Popper zitiert Hegels Bemerkung in englischer Übersetzung und glossiert sie dann wie folgt: 'Hegel behauptet, dass alles, was vernünftig ist, wirklich sein muss, und alles, was wirklich ist, muss vernünftig sein'. So behauptet Hegel, dass "alles, was jetzt real oder tatsächlich ist, notwendigerweise existiert und sowohl vernünftig als auch gut sein muss". (Besonders gut ist ... der bestehende preußische Staat)' (Popper(2)).

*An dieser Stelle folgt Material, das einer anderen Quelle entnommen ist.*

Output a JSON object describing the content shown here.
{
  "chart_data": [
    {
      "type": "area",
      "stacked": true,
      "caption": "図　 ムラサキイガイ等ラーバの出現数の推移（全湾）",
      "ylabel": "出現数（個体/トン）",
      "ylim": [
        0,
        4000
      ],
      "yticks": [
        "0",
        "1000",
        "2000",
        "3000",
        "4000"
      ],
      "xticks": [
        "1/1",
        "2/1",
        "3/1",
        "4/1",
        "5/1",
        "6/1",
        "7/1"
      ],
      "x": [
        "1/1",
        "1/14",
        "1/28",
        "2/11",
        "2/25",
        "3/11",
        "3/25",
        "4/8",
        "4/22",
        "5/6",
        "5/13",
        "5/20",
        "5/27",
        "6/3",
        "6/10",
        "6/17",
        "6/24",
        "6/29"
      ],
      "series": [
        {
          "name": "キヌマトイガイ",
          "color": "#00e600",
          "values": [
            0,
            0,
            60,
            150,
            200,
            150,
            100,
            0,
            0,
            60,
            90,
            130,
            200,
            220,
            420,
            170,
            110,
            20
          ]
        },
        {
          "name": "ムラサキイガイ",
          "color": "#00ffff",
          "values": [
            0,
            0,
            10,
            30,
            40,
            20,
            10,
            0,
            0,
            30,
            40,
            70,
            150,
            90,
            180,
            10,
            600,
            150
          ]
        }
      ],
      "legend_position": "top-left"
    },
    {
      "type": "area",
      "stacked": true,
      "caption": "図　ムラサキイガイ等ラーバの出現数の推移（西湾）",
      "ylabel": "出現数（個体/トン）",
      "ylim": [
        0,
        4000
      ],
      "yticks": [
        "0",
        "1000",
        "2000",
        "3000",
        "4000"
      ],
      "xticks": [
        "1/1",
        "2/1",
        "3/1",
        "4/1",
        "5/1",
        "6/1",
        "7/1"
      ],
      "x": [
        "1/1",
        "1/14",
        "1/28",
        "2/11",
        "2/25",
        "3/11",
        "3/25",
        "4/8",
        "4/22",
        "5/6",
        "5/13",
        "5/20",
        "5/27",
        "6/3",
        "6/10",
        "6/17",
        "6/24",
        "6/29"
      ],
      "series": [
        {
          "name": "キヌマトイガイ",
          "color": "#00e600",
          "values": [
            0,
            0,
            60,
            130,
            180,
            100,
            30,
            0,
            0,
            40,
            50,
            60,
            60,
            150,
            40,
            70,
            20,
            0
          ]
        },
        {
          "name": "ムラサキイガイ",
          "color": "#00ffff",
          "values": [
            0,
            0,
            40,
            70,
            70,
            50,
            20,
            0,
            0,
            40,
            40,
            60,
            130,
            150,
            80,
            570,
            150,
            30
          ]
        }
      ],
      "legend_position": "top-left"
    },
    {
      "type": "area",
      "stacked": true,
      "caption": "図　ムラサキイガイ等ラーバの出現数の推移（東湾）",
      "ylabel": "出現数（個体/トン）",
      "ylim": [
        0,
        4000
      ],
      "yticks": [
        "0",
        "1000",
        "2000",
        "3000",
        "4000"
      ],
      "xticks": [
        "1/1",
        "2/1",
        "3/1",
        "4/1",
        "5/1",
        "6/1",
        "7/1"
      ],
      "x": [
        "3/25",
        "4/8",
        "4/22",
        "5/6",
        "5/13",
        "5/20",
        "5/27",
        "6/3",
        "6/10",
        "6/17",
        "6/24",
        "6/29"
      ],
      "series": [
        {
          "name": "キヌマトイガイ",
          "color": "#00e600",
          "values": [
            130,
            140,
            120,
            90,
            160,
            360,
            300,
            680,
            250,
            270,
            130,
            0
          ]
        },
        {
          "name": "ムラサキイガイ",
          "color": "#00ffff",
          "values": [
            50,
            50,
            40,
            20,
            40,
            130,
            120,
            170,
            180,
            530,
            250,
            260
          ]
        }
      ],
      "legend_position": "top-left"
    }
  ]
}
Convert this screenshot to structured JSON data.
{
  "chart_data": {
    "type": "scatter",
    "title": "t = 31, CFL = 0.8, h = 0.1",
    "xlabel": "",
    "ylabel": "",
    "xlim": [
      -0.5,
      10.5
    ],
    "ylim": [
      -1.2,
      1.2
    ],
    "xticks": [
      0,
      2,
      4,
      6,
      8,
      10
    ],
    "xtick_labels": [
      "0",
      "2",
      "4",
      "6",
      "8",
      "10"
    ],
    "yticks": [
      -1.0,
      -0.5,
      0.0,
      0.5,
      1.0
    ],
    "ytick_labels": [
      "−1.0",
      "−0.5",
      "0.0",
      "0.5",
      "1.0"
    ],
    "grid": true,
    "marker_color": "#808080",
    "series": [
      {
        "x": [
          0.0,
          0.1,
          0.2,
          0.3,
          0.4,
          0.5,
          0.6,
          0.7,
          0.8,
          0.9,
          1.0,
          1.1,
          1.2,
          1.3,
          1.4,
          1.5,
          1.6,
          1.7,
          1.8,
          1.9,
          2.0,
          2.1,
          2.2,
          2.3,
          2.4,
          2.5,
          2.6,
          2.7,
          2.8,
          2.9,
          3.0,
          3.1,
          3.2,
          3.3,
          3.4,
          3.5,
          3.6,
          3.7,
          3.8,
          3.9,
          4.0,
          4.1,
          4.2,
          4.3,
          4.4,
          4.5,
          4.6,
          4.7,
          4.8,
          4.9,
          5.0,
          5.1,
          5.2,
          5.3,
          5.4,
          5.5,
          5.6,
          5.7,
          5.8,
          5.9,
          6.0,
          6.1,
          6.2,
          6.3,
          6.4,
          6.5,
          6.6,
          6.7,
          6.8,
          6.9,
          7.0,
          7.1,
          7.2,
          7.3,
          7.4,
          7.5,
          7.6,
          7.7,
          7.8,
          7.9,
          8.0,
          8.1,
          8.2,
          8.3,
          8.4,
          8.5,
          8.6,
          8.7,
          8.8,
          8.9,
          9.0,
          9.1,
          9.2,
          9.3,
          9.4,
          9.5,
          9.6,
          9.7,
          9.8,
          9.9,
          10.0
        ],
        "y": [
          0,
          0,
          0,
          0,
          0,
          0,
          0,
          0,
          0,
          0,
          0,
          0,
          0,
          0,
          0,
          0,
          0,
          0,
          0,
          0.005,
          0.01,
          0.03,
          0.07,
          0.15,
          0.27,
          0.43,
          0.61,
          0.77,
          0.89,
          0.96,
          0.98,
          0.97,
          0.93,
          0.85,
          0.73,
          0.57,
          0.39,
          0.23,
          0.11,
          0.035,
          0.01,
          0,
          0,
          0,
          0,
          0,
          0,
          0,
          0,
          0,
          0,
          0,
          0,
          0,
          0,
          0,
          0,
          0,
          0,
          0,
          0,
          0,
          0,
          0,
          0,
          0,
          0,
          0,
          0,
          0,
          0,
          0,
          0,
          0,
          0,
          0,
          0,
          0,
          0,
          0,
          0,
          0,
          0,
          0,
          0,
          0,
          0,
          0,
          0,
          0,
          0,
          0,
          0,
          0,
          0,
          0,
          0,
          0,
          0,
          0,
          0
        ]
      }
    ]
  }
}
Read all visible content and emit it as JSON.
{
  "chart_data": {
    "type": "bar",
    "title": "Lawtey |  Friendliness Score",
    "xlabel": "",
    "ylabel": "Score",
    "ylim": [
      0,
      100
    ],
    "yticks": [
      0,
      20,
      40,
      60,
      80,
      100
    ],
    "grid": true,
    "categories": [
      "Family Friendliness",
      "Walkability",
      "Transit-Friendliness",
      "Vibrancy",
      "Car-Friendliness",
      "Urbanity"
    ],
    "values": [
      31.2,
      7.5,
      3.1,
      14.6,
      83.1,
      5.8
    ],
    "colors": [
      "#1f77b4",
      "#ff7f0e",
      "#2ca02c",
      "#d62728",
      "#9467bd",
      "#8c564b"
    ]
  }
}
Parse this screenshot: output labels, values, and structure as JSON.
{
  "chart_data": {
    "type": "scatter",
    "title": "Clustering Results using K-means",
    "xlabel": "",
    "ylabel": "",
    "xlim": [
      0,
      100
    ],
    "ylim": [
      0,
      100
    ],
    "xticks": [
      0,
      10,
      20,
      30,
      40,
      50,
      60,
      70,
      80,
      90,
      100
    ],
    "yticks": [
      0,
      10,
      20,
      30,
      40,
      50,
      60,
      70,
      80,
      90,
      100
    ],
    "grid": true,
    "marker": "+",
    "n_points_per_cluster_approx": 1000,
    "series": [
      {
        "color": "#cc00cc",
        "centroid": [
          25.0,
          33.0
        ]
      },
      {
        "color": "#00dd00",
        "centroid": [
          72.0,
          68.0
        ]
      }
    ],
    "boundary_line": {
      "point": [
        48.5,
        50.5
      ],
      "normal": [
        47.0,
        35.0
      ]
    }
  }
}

Der preußische Staat zu Hegels Zeit war ein autoritärer Polizeistaat, der Zensur, willkürliche Verhaftungen und Inhaftierungen ohne ordentliches Gerichtsverfahren praktizierte. Dieser Staat war real; daher war dieser Staat nach Hegels Ansicht rational oder vernünftig und damit gut. Auf diese Weise, so Popper, habe Hegel dem preußischen Prototyp des modernen totalitären Staates seinen philosophischen Segen gegeben, und so müsse man ihn selbst als "totalitären" Denker und Apologeten bezeichnen. Hegel ist, kurz gesagt, ein "Feind" der "offenen Gesellschaft".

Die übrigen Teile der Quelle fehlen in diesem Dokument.